Dog friendly restaurant photo by Los Muertos Crew on Pexels
Taking your dog via Eurotunnel
According to the Blue Cross, this is the safest way to travel abroad with your dog and they actively encourage pet owners to use the Eurotunnel to travel abroad where possible. Although Eurotunnel rules state that your dog must stay in the car, you can stay in the car with them and the Blue Cross also suggests that the journey is usually far cooler and quicker than travelling by any other means. There are also special exercise areas for dogs at each end of the crossing so your dog can travel in comfort and stretch their legs when necessary.

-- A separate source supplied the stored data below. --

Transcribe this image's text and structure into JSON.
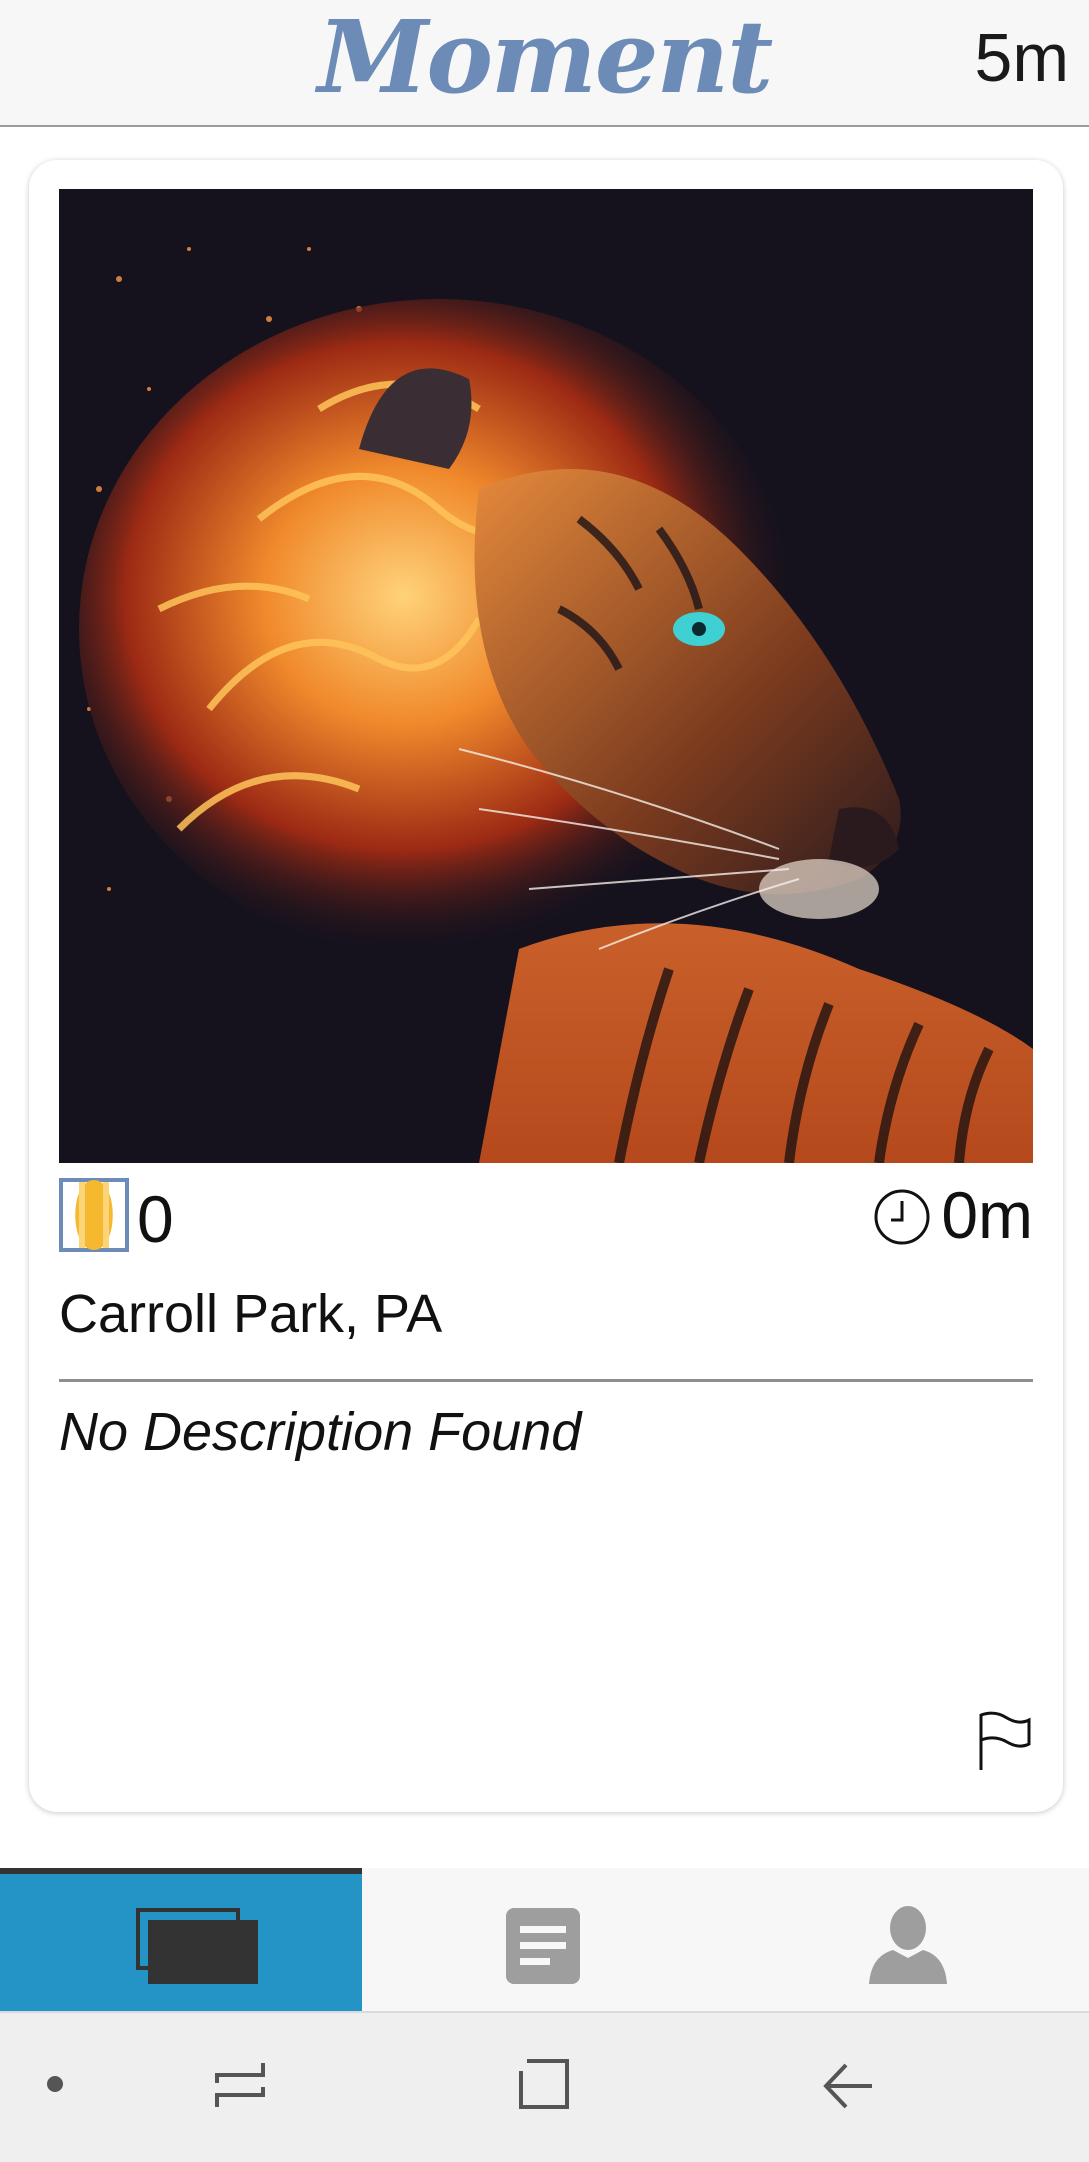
{
  "header": {
    "app_title": "Moment",
    "elapsed_time": "5m"
  },
  "post": {
    "image_subject": "tiger with fiery mane",
    "vote_count": "0",
    "age": "0m",
    "location": "Carroll Park, PA",
    "description": "No Description Found"
  },
  "icons": {
    "vote": "vote-meter-icon",
    "clock": "clock-icon",
    "flag": "flag-icon",
    "feed_tab": "stacked-cards-icon",
    "list_tab": "document-icon",
    "profile_tab": "person-icon",
    "nav_dot": "dot-icon",
    "nav_recents": "recents-icon",
    "nav_home": "home-square-icon",
    "nav_back": "back-arrow-icon"
  },
  "tabs": [
    {
      "id": "feed",
      "active": true
    },
    {
      "id": "list",
      "active": false
    },
    {
      "id": "profile",
      "active": false
    }
  ],
  "colors": {
    "accent": "#2494c6",
    "logo": "#6c8cb7",
    "vote_fill": "#f5b82e",
    "vote_border": "#6c8cb7",
    "tab_icon": "#9e9e9e",
    "tab_icon_active": "#333333"
  }
}
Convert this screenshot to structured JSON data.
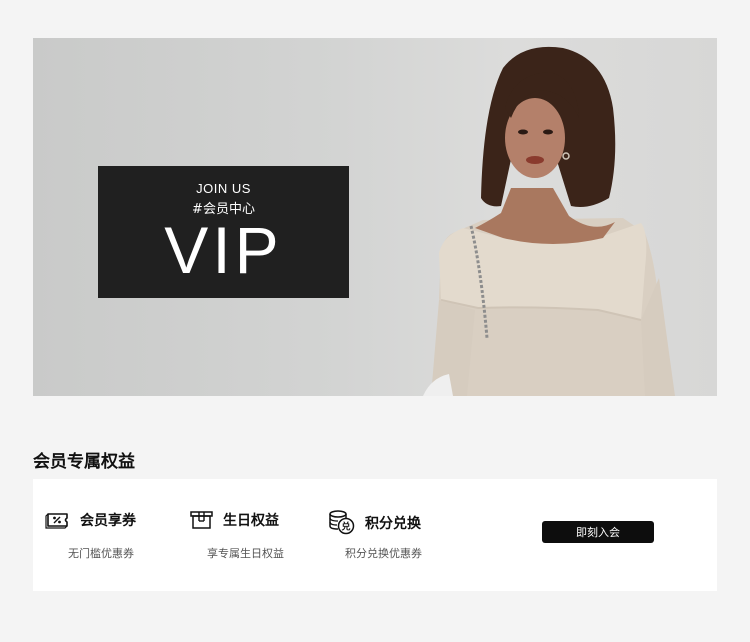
{
  "banner": {
    "join_text": "JOIN US",
    "tag_text": "#会员中心",
    "vip_text": "VIP"
  },
  "section": {
    "title": "会员专属权益"
  },
  "benefits": [
    {
      "icon": "coupon-icon",
      "name": "会员享券",
      "desc": "无门槛优惠券"
    },
    {
      "icon": "gift-box-icon",
      "name": "生日权益",
      "desc": "享专属生日权益"
    },
    {
      "icon": "points-exchange-icon",
      "name": "积分兑换",
      "desc": "积分兑换优惠券"
    }
  ],
  "join_button": {
    "label": "即刻入会"
  },
  "colors": {
    "page_bg": "#f4f4f4",
    "card_bg": "#ffffff",
    "vip_box_bg": "#202020",
    "button_bg": "#0d0d0d"
  }
}
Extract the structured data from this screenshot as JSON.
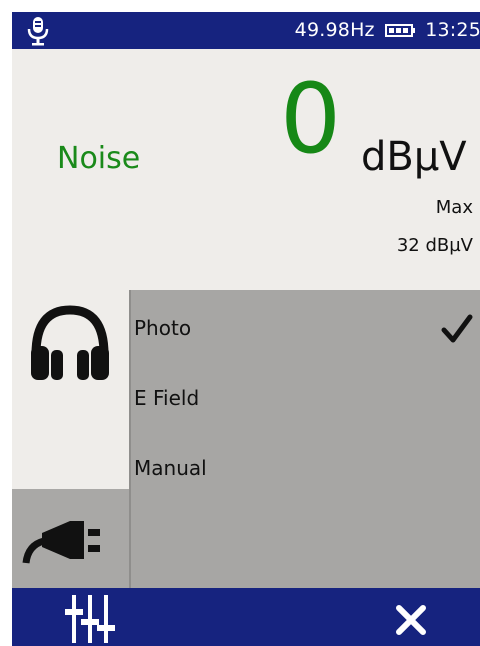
{
  "status": {
    "frequency": "49.98Hz",
    "time": "13:25",
    "icons": {
      "mic": "microphone-icon",
      "battery": "battery-icon"
    }
  },
  "measurement": {
    "mode": "Noise",
    "value": "0",
    "unit": "dBµV",
    "max_label": "Max",
    "max_value": "32 dBµV"
  },
  "options": [
    {
      "label": "Photo",
      "selected": true
    },
    {
      "label": "E Field",
      "selected": false
    },
    {
      "label": "Manual",
      "selected": false
    }
  ],
  "side_tabs": [
    {
      "icon": "headphones-icon",
      "active": true
    },
    {
      "icon": "power-plug-icon",
      "active": false
    }
  ],
  "bottom": {
    "left_icon": "sliders-icon",
    "right_icon": "close-icon"
  },
  "colors": {
    "bar": "#16237f",
    "value_green": "#168816",
    "panel": "#efedea",
    "options_bg": "#a7a6a4"
  }
}
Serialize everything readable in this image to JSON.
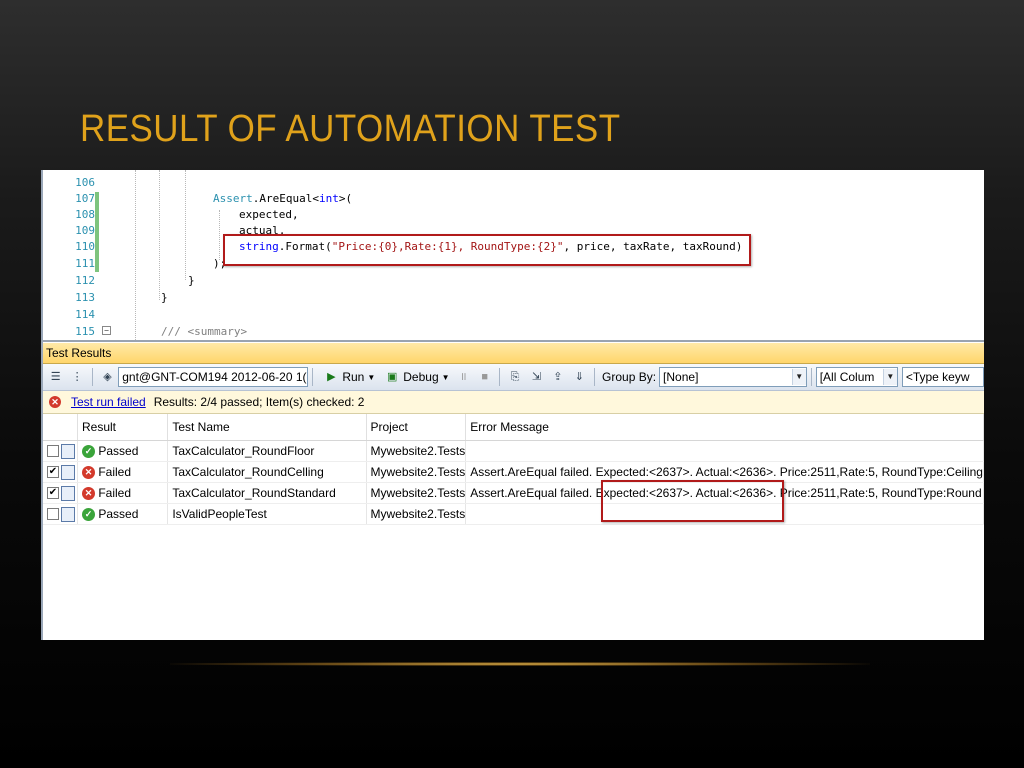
{
  "slide": {
    "title": "RESULT OF AUTOMATION TEST"
  },
  "editor": {
    "line_numbers": [
      "106",
      "107",
      "108",
      "109",
      "110",
      "111",
      "112",
      "113",
      "114",
      "115"
    ],
    "lines": {
      "l107_type": "Assert",
      "l107_rest": ".AreEqual<",
      "l107_kw": "int",
      "l107_end": ">(",
      "l108": "expected,",
      "l109": "actual,",
      "l110_kw": "string",
      "l110_mid": ".Format(",
      "l110_str": "\"Price:{0},Rate:{1}, RoundType:{2}\"",
      "l110_end": ", price, taxRate, taxRound)",
      "l111": ");",
      "l112": "}",
      "l113": "}",
      "l115": "/// <summary>"
    }
  },
  "panel": {
    "title": "Test Results",
    "toolbar": {
      "run_combo": "gnt@GNT-COM194 2012-06-20 1(",
      "run_label": "Run",
      "debug_label": "Debug",
      "group_by_label": "Group By:",
      "group_by_value": "[None]",
      "columns_value": "[All Colum",
      "keyword_placeholder": "<Type keyw"
    },
    "status": {
      "link": "Test run failed",
      "summary": "Results: 2/4 passed;  Item(s) checked: 2"
    },
    "columns": [
      "Result",
      "Test Name",
      "Project",
      "Error Message"
    ],
    "rows": [
      {
        "checked": false,
        "status": "pass",
        "result": "Passed",
        "name": "TaxCalculator_RoundFloor",
        "project": "Mywebsite2.Tests",
        "error": ""
      },
      {
        "checked": true,
        "status": "fail",
        "result": "Failed",
        "name": "TaxCalculator_RoundCelling",
        "project": "Mywebsite2.Tests",
        "error": "Assert.AreEqual failed. Expected:<2637>. Actual:<2636>. Price:2511,Rate:5, RoundType:Ceiling"
      },
      {
        "checked": true,
        "status": "fail",
        "result": "Failed",
        "name": "TaxCalculator_RoundStandard",
        "project": "Mywebsite2.Tests",
        "error": "Assert.AreEqual failed. Expected:<2637>. Actual:<2636>. Price:2511,Rate:5, RoundType:Round"
      },
      {
        "checked": false,
        "status": "pass",
        "result": "Passed",
        "name": "IsValidPeopleTest",
        "project": "Mywebsite2.Tests",
        "error": ""
      }
    ]
  },
  "colors": {
    "title": "#e0a21b",
    "highlight_box": "#b11a1a",
    "pass": "#3aa43a",
    "fail": "#d33a2c"
  },
  "icons": {
    "pass": "check-circle-icon",
    "fail": "x-circle-icon",
    "status_error": "error-circle-icon"
  }
}
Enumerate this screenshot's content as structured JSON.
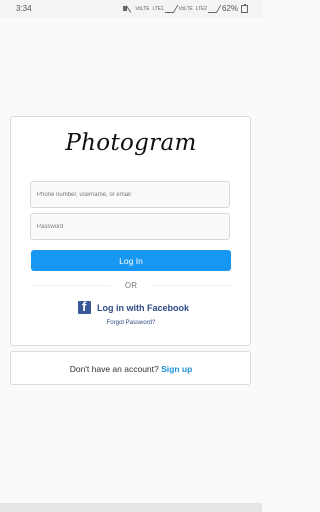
{
  "status_bar": {
    "time": "3:34",
    "network_labels": [
      "VoLTE",
      "LTE1",
      "VoLTE",
      "LTE2"
    ],
    "battery": "62%",
    "icons": [
      "mute-icon",
      "signal-icon",
      "signal-icon",
      "battery-icon"
    ]
  },
  "app": {
    "logo": "Photogram"
  },
  "login": {
    "phone_placeholder": "Phone number, username, or email",
    "password_placeholder": "Password",
    "login_button": "Log In",
    "or_text": "OR",
    "facebook_label": "Log in with Facebook",
    "forgot_password": "Forgot Password?"
  },
  "signup": {
    "prompt": "Don't have an account?",
    "link": "Sign up"
  },
  "colors": {
    "background": "#fafafa",
    "primary_blue": "#1796f2",
    "facebook_blue": "#3b5998",
    "signup_blue": "#1a91da",
    "border": "#dbdbdb"
  }
}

The only downside is that there may be an additional charge for bringing the dog but if they are a part of your family we’re sure you’ll just think that’s par for the course anyway.
Taking your dog via ferry
A lot of people take their dog abroad via ferry and depending on where or how far you are going, you may find that your ferry has dog-friendly cabins where your dog can stay with you for the whole journey. They may also have dog-friendly areas and allow dogs as foot passengers. However, even with dog friendly areas, some ferry companies may ask you to keep your dog muzzled and some require your dog to stay in the car on their own, which they may find stressful.
Not all ferry services allow dogs, and those that do may charge you so make sure you have planned for your pooch well in advance, don’t just show up and hope for the best!
When you get to the other end, they will scan your dog’s microchip so it’s worth getting your vet to scan your dog before you go just to make sure that it is easily readable and prevent any potential problems which may ruin your trip.
Vizsla on deck, photo by Ron Lach on Pexels"
Taking your dog on a plane
Very few airlines will allow dogs to board and sit with their owners on a flight, most have to travel as cargo in the hold of the aircraft which can be incredibly stressful for them, particularly if they are not used to being apart from you or placed in a crate. So think carefully before opting to travel this way, although in some cases of course it could be the only way to get to your destination.
What to pack for your dog
If you’re driving, make sure you have a crate or a secure harness for your dog so they are secure inside your car, different countries may have different laws for driving with dogs, as we do here in the UK so make sure you know the rules for each country you are travelling to. Plan regular exercise and toilet breaks along your route and take enough water for the entire journey. You should also pack:
- Some of their favourite treats and enough food for the trip in case you can’t find their usual brand when you arrive.
- Their bed and comfy bedding for them to travel with and sleep on once you arrive.
- Familiar toys to reassure them
- Plenty of poo bags
- Water bowl
- Collar and lead – make sure their name tag also has your mobile phone number on it – or the number of where you are staying.
- A muzzle if required
If you don’t already have pet insurance it may be a good idea to get some that covers your pet for travel, accident and illness abroad. Better to be safe than sorry.
So, quite a lot to think about but that doesn’t mean it isn’t do-able. Just try to think of everything that might happen and plan ahead to make sure that your holiday is safe and fun for you and your dog. If you’ve travelled with your pet before, we’d love to hear about your experiences, please share your pet travelling tips in the comment section below.